Am sinnvollsten ist natürlich für die kühlere Jahreszeit ohne Frage ein vernünftiger Winterschuh mit Goretex oder ähnlicher Membran. Damit fährt man am besten, weil sowohl Kälte als auch Nässe ganz draußen bleiben. Was man bspw. mit den SealSkinz ja nicht erreicht, wie ein Vorredner schon bestätigt hat.


----------



## beetle (11. Oktober 2011)

Wieso probierst du es dann nicht mal einfach mit Wollsocken?


----------



## Raumfahrer (12. Oktober 2011)

Allein auf die Merinowollsocken würde ich mich im Winter nicht verlassen. 
Neoprenüberschuhe halten Regen und Schneematsch recht gut ab. Mir war die Handhabe aber etwas zu umständlich. Bei häufigem Gehen halten sie aber auch nicht unbedingt lange. 
Ich habe von Shimano die SH-MW80 mit Goretex.Durch eine Neoprenmanschette oben kann keine Feuchtigkeit über den Schaft in den Schuh eindringen. Eine,wie ich finde,gelungene Konstruktion. Bei echten Minustemperaturen kommt der Schuh aber auch an seine Grenzen,auch mit Wollsocken.
Auch ist er nicht für Flatpedal. 
Vielleicht wären Wanderstiefel geeignet?


----------



## MTB-News.de




----------



## MerinoWolfgang (25. Juni 2015)

Ich verwende auch sehr gerne Merino Socken. Die Eigenschaften von Merinowolle sind einfach klasse.
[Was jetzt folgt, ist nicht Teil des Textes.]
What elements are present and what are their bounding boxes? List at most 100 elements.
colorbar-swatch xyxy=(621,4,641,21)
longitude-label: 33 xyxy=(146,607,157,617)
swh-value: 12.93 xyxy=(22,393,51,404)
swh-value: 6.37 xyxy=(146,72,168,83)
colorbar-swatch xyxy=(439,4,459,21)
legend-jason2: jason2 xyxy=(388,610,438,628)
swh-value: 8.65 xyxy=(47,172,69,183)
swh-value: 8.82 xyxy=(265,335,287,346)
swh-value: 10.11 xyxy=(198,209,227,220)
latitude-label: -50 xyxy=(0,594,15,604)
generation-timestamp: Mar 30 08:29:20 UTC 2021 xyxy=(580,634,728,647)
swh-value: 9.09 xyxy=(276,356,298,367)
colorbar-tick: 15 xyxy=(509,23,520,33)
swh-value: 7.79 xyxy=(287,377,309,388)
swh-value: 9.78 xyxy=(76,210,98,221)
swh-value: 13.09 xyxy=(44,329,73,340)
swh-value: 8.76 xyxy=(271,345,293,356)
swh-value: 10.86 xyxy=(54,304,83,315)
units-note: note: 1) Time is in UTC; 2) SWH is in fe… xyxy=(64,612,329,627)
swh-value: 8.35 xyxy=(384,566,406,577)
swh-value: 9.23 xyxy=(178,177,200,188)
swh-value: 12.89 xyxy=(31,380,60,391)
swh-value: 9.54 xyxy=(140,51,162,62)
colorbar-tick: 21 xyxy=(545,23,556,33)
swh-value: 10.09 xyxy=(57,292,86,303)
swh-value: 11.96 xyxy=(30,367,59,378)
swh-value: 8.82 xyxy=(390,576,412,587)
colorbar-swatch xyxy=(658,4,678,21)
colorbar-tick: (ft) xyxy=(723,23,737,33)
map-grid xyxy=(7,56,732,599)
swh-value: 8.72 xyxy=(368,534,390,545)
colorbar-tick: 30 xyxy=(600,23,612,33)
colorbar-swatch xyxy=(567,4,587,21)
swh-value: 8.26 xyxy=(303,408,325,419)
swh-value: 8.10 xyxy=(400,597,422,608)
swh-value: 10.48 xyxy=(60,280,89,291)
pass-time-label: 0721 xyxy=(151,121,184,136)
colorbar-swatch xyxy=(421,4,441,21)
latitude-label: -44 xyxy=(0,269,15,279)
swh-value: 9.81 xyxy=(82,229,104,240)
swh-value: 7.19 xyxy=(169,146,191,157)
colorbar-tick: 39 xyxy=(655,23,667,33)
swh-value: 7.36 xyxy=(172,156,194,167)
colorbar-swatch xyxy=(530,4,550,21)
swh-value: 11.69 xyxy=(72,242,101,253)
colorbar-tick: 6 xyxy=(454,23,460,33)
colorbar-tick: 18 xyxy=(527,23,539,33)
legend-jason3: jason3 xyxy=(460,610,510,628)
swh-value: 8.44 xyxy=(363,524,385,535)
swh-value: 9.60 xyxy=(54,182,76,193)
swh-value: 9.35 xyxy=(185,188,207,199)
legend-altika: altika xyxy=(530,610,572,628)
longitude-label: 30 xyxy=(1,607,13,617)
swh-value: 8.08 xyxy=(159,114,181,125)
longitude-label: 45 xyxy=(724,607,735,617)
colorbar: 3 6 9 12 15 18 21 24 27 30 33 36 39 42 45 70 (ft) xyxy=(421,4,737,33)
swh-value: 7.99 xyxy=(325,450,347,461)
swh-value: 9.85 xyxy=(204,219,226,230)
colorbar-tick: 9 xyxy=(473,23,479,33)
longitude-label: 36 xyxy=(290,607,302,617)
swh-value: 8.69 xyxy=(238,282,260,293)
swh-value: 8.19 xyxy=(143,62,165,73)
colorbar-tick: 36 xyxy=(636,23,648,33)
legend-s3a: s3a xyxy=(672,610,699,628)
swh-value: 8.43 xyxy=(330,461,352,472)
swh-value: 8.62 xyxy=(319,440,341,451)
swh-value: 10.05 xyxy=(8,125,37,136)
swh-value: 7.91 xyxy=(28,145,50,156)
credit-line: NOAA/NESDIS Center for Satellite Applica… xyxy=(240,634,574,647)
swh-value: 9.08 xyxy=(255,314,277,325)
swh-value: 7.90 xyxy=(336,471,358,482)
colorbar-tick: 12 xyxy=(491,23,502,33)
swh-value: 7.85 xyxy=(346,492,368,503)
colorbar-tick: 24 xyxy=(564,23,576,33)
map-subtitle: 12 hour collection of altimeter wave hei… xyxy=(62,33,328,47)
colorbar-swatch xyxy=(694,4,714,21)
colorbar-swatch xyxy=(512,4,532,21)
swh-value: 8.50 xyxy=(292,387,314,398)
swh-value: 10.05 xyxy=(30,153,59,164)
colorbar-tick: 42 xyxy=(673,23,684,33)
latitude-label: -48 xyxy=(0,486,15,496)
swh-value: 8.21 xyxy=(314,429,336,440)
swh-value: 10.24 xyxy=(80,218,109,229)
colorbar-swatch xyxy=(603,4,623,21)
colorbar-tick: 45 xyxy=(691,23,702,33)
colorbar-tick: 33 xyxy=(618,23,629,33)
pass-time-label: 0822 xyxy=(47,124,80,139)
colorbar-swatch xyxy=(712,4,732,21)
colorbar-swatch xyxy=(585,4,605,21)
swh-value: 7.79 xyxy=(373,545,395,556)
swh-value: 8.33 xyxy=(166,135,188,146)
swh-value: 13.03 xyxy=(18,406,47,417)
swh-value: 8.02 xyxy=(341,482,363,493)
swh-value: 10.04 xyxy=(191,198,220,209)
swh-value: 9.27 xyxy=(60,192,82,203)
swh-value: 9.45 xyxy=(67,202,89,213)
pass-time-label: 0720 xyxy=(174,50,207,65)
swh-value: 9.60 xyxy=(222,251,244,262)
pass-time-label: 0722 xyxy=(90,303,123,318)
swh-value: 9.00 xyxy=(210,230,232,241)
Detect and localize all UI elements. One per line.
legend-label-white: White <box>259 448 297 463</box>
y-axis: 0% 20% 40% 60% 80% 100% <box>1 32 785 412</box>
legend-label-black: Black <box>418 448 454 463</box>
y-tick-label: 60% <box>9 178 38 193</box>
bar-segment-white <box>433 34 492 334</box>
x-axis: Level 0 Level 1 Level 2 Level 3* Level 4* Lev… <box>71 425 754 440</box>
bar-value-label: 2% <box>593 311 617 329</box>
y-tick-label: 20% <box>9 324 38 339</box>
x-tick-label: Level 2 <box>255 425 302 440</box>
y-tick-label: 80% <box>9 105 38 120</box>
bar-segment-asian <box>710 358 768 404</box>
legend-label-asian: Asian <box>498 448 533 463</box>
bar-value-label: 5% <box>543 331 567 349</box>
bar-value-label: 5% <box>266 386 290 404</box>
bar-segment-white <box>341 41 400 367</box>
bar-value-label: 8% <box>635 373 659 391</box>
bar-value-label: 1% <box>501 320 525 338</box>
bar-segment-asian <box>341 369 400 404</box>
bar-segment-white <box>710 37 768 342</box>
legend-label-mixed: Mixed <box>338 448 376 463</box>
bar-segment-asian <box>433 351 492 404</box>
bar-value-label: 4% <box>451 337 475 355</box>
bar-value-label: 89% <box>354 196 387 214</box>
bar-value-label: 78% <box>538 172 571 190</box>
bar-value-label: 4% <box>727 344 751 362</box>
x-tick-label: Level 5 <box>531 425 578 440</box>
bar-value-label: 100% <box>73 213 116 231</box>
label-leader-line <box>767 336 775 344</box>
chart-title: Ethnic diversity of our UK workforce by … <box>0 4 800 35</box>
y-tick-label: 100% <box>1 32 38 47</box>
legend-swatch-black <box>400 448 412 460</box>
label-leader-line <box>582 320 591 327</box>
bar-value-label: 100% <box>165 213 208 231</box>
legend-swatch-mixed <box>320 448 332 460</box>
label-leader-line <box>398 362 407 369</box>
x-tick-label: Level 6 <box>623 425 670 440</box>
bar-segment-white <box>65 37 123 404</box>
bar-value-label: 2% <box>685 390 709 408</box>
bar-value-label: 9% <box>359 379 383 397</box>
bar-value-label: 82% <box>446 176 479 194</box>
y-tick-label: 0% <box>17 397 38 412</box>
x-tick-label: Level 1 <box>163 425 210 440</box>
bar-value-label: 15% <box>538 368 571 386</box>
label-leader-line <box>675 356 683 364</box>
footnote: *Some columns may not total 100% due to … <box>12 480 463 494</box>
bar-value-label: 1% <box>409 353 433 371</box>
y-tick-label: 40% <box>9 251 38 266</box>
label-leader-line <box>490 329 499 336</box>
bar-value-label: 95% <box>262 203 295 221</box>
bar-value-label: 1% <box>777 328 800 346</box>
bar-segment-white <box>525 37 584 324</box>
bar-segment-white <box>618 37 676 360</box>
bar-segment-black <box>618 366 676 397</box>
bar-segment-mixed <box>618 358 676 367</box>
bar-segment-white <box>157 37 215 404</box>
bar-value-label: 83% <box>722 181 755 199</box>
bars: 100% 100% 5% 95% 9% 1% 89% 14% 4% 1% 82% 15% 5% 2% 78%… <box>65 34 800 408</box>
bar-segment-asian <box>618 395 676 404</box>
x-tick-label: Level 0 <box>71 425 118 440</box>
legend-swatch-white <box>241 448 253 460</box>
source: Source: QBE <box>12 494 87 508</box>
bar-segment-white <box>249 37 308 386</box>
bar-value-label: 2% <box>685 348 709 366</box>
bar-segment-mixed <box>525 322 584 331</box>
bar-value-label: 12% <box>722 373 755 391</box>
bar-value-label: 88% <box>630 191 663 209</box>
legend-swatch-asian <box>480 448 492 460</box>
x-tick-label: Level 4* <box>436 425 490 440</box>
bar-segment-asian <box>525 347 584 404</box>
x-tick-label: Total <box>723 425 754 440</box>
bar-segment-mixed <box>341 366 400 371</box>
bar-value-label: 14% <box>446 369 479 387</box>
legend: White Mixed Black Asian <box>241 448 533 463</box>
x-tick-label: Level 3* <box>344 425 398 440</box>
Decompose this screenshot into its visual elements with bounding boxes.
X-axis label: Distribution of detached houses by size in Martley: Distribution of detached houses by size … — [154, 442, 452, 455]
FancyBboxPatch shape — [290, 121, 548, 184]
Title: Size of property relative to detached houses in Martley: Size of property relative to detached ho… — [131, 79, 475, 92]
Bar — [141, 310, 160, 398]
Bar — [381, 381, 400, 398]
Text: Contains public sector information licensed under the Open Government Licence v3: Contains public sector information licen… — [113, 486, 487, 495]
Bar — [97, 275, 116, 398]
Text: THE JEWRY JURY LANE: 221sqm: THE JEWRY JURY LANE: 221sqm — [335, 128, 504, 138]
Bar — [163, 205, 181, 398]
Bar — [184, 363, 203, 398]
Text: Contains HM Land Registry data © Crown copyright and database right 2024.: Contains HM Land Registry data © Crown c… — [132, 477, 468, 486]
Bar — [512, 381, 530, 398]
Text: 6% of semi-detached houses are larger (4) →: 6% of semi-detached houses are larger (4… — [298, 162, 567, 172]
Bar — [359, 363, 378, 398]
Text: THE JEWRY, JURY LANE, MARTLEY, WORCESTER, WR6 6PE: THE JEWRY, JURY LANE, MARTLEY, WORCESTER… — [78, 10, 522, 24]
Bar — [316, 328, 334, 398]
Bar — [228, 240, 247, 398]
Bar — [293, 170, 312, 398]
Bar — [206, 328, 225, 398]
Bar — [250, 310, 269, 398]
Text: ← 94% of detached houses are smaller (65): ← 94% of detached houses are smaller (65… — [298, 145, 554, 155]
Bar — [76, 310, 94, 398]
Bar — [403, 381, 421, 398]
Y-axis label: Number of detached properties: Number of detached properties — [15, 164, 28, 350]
Hier meine Erfahrung dazu.


----------



## Alumini (25. Juni 2015)

Für milde Temperaturen bis um 10/15° kann ich die Rose Winter PLUS empfehlen, die trage ich eigentlich durchgehend und auch auf dem Renner, da ich in den Rennschuhen schon bei ca. 15° aufgrund des Fahrtwinds immer eiskalte Zehen kriege. Mit den Socken werden sie "nur" kalt (2-3 Stunden fahrt). Bei längeren Fahrten oder niedrigeren Temperaturen geht da ohne Neoprenies eigentlich nix bei mir.

Auf dem MTB trage ich wenn's noch kälter wird auch dicke Skisocken in 5/10 Freeridern.


----------



## IndianaWalross (26. Juni 2015)

Lustig wie sich das Temperaturempfinden so unterscheidet  
Trage so bis maximal 15°C auf dem Renner Söckchen und Castelli Toe Thingy's. Kälter? > Rose Merino Socken mit 21% und erst ab 5°C und drunter die Rose Winter Plus - und da dann eh mit Winterschuhen.


----------



## Baitman (26. Juni 2015)

@ MerinoWolfgang:

Was ist eigentlich deine Intension alle ollen Merinothemen rauszukramen und auf deine Seite zu verweisen?


----------



## Alumini (26. Juni 2015)

IndianaWalross schrieb:


> Lustig wie sich das Temperaturempfinden so unterscheidet


Jo. Die Zehen (eigentlich: der große Zeh) werden mir sofort kalt und dann friere ich. Am restlichen Körper bin ich nicht so empfindsam. Ist schon immer so bei mir, bräuchte bspw. auch im Winter nur Socken statt Bettdecke und Pyjama, mir wär immer warm. Die normalen MTB Merino von Rose hab ich daher direkt übersprungen.


----------



## duc-mo (28. Juni 2015)

Baitman schrieb:


> @ MerinoWolfgang:
> 
> Was ist eigentlich deine Intension alle ollen Merinothemen rauszukramen und auf deine Seite zu verweisen?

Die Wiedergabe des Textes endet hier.